Understanding the enhanced synchronization of delay-coupled networks with fluctuating topology

TL;DR

This paper develops an analytical framework to understand how the synchronization of delay-coupled networks is affected by fluctuating topologies, revealing how effective network structures emerge in different time scale regimes.

Contribution

It introduces a theory linking network topology fluctuations with synchronization stability, deriving effective topologies in fast and slow switching limits.

Findings

Effective topology in fast switching is the arithmetic mean of topologies.

In slow switching, the effective topology is the geometric mean.
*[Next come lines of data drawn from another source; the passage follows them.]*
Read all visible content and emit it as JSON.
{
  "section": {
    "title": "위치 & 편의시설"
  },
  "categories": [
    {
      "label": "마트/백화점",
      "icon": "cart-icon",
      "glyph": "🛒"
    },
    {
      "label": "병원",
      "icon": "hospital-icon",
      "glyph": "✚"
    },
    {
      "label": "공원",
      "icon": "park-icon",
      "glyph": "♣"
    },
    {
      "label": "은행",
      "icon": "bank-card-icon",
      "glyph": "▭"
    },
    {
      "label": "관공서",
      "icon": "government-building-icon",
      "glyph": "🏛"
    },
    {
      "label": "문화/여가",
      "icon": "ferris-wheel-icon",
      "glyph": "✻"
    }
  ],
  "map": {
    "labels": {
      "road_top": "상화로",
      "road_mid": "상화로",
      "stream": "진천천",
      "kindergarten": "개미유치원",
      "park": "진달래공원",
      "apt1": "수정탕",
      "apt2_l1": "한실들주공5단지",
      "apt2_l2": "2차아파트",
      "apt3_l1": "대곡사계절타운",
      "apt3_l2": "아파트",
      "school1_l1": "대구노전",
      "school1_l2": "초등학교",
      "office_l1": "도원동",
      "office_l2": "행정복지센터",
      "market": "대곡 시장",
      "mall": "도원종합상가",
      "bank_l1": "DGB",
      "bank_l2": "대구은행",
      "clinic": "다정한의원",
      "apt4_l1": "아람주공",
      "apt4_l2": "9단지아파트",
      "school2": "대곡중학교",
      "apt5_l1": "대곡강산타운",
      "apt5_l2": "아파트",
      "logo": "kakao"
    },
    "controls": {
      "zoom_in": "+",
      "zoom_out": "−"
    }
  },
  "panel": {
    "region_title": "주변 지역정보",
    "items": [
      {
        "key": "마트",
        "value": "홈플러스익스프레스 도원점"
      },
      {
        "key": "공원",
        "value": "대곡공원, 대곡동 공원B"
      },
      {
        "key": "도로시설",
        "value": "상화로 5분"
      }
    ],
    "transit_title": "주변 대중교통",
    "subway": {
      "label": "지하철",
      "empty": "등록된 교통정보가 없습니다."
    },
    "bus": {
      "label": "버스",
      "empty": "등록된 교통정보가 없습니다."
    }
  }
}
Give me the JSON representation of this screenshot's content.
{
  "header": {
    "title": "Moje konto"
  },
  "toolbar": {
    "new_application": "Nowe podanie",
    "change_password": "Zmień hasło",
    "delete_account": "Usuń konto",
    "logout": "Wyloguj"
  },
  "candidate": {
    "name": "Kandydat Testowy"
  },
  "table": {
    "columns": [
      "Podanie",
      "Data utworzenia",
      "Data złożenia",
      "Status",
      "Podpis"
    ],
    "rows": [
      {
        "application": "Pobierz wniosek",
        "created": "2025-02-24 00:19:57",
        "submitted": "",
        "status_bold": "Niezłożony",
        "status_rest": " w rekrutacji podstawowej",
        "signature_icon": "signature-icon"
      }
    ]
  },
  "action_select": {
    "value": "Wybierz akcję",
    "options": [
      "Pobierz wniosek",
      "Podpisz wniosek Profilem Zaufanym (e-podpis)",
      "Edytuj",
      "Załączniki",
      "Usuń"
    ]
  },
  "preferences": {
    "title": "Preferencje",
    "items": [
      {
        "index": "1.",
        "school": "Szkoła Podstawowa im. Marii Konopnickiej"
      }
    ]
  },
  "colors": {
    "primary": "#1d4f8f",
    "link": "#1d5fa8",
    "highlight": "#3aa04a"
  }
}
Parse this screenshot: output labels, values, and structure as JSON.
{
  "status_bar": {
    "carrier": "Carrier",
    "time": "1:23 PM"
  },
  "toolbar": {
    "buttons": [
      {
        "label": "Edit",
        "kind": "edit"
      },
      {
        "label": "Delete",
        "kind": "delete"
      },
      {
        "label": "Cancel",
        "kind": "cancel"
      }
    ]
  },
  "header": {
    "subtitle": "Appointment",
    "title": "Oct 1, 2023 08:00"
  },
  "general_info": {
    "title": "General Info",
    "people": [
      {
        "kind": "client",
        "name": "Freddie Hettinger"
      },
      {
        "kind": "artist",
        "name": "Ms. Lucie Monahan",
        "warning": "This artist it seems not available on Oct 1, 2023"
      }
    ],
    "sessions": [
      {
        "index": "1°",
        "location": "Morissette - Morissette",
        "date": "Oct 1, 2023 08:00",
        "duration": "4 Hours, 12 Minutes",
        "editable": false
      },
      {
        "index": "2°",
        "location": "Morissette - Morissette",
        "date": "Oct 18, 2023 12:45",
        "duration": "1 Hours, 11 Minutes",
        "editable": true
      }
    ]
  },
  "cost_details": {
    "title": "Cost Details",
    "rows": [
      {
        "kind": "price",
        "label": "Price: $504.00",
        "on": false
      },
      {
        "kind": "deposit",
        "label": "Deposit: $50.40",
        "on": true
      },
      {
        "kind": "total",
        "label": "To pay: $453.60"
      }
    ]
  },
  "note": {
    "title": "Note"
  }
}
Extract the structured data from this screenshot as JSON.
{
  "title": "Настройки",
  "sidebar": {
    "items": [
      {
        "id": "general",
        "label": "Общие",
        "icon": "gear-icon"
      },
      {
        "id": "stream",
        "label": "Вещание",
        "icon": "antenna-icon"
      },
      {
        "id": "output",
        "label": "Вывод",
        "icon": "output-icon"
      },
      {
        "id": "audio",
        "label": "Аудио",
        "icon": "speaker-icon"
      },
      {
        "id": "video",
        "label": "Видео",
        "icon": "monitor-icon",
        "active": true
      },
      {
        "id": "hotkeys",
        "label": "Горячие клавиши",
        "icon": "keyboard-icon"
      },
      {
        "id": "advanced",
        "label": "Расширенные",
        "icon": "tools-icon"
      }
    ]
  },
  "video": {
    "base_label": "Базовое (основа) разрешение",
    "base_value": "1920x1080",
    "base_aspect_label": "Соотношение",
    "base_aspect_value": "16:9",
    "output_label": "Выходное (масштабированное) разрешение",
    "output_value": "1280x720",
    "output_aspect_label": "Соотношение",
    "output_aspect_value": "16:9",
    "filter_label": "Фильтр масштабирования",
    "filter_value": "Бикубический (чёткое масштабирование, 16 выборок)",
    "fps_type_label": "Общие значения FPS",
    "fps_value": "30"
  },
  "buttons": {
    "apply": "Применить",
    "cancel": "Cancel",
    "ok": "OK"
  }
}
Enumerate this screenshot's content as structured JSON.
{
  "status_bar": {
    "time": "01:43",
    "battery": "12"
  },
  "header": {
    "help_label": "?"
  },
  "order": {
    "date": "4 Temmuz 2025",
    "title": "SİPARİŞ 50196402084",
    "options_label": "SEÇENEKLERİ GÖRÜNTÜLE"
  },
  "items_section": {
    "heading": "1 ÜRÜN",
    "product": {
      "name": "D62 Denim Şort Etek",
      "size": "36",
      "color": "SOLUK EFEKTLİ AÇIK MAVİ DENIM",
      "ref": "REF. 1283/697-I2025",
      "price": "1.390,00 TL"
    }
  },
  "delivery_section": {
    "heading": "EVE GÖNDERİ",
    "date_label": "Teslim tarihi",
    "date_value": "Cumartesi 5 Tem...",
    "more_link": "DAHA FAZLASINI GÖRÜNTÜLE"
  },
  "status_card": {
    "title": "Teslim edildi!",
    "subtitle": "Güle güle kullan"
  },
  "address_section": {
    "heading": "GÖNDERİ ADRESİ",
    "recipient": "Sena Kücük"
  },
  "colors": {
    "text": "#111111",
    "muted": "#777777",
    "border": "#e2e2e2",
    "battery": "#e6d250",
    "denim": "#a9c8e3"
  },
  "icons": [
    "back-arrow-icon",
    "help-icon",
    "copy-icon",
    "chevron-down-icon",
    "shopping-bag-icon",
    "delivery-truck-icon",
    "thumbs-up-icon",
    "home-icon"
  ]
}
Synchronization properties depend on the ratio of time scales and specific topologies.

Abstract

We study the dynamics of networks with coupling delay, from which the connectivity changes over time. The synchronization properties are shown to depend on the interplay of three time scales: the internal time scale of the dynamics, the coupling delay along the network links and time scale at which the topology changes. Concentrating on a linearized model, we develop an analytical theory for the stability of a synchronized solution. In two limit cases the system can be reduced to an "effective" topology: In the fast switching approximation, when the network fluctuations are much faster than the internal time scale and the coupling delay, the effective network topology is the arithmetic mean over the different topologies. In the slow network limit, when the network fluctuation time scale is equal to the coupling delay, the effective adjacency matrix is the geometric mean over the adjacency matrices of the different topologies. In the intermediate regime the system shows a sensitive dependence on the ratio of time scales, and specific topologies, reproduced as well by numerical simulations. Our results are shown to describe the synchronization properties of fluctuating networks of delay-coupled chaotic maps.